By the end of this book, I hope you will have learned the easy way what I learned the hard way.”
—Excerpted from the Introduction (pgs. 1-2)
Although billed as a relationship advice book, this jaw-dropping memoir really reads more like the cautionary confessions of a wanton party girl gone wild who’s done it all and was lucky enough to live to tell the tale. Tenisha Gainey’s uncensored autobiography actually reminds me of the Jack Kerouac classic “On the Road,” between the relentless joy ride and the surreal, stream of consciousness writing style.
Yes, the author is ultimately Born Again by the end, but one can only wonder whether this belated convert to Christianity will be able to resist the temptation to revert to her hedonistic patterns.

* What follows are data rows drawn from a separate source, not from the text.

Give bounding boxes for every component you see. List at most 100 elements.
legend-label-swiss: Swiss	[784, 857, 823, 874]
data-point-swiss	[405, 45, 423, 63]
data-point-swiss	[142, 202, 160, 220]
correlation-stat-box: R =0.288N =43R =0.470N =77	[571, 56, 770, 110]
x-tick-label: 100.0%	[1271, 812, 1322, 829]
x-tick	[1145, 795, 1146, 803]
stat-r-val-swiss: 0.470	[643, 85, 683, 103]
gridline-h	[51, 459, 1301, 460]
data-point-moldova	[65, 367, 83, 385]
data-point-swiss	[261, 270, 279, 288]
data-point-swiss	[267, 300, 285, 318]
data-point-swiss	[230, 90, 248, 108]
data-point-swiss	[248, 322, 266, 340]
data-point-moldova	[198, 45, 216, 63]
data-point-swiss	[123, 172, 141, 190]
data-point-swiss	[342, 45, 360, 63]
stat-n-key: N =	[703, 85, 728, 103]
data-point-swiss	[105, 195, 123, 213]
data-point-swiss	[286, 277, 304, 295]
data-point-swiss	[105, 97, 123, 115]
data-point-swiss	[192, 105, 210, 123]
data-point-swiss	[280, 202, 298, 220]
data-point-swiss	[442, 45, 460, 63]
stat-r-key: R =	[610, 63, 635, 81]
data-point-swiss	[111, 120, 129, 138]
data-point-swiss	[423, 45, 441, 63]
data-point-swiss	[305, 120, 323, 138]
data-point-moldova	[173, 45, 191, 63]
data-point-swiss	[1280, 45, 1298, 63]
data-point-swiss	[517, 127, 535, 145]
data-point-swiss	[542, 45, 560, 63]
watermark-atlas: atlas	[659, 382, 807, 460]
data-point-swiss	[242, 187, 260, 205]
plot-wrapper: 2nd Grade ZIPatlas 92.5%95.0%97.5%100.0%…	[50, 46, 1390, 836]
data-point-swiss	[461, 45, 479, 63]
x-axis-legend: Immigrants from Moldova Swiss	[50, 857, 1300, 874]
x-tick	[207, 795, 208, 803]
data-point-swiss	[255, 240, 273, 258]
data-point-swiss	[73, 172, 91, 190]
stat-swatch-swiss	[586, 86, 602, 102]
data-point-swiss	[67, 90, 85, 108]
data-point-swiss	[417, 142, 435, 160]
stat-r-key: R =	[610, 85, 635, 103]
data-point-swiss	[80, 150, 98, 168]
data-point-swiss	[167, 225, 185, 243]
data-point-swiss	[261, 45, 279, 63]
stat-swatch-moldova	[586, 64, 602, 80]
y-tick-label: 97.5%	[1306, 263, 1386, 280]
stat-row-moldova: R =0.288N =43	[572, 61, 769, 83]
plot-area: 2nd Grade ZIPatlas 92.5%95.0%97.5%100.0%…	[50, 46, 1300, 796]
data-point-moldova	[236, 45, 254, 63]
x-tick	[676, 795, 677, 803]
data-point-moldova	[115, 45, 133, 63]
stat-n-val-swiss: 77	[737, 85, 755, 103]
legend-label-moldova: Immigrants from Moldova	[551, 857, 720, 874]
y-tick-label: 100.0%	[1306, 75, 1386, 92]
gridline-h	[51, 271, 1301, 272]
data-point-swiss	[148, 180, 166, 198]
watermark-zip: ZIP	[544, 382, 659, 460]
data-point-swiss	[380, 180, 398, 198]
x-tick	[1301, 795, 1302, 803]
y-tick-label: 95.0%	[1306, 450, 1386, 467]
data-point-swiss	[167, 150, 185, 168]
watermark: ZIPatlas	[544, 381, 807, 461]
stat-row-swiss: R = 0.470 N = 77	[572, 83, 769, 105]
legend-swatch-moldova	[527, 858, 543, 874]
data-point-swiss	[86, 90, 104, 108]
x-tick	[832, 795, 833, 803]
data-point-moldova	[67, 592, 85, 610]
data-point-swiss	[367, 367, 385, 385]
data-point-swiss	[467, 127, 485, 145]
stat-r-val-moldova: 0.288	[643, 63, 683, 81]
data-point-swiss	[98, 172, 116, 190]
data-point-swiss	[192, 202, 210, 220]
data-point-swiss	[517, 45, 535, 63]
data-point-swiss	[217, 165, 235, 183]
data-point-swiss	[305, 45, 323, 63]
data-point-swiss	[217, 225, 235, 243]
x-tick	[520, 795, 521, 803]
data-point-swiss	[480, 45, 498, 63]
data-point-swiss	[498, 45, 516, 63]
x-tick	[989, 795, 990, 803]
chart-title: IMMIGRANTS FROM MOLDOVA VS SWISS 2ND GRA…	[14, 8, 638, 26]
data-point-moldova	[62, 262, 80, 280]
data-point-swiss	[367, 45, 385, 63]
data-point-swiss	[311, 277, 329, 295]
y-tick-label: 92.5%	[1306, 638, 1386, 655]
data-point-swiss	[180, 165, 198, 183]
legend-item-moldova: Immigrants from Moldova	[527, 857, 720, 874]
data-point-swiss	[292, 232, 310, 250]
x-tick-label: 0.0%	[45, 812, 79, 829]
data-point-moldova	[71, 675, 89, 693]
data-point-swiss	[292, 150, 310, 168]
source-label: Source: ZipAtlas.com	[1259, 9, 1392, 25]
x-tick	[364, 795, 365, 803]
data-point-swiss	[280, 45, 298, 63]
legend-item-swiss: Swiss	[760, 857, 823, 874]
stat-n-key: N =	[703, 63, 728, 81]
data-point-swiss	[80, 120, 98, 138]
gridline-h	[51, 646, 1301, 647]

After all, Tenisha’s horrible taste in men and admitted weakness for alcohol (especially a mixed drink called The Incredible Hulk) led her to rack up a lot of road miles on her body before she had turned 20. That self-destructive path was marked by substance abuse, abortion, STDs, prostitution, rape, incarceration and involuntary commitment to a mental institution.
A sucker for any guy with a flashy automobile, again and again the author made the worst dating choices imaginable. For example, she describes the night she impulsively agreed to be gangbanged in a motel room by some middle-aged, white men who propositioned her at a traffic light on their way to a poker game. She even felt flattered by a pimp who told her she was pretty enough to add to his stable since she’d attract a lot of business.
The tragedy is how she’d squandered her considerable potential, flunking out of Fairleigh Dickinson University, after having been seduced by the lure of making easy money. But the thrill of giving lap dances in seedy strip clubs, sponging-off losers for fifty bucks a pop in the boom-boom room, and sleeping with old dudes oozing AIDS sores down in Florida wore off after awhile.
Before you start pointing fingers, try walking a mile in Tenisha’s hot pants and high heels. Well, on second thought, maybe you should only think about it. She was clearly a victim of circumstances during her formative years, being born to a 16 year-old single-mom and an absentee career criminal who was always out on the street or behind bars.
How do you think you’d fare in similar circumstances? Fortunately, Tenisha’s doing fine now (cross your fingers), and the sky’s the limit with God as her co-pilot. The icing on the cake will be when Oprah options her life story for an inspirational, overcoming-the-odds biopic.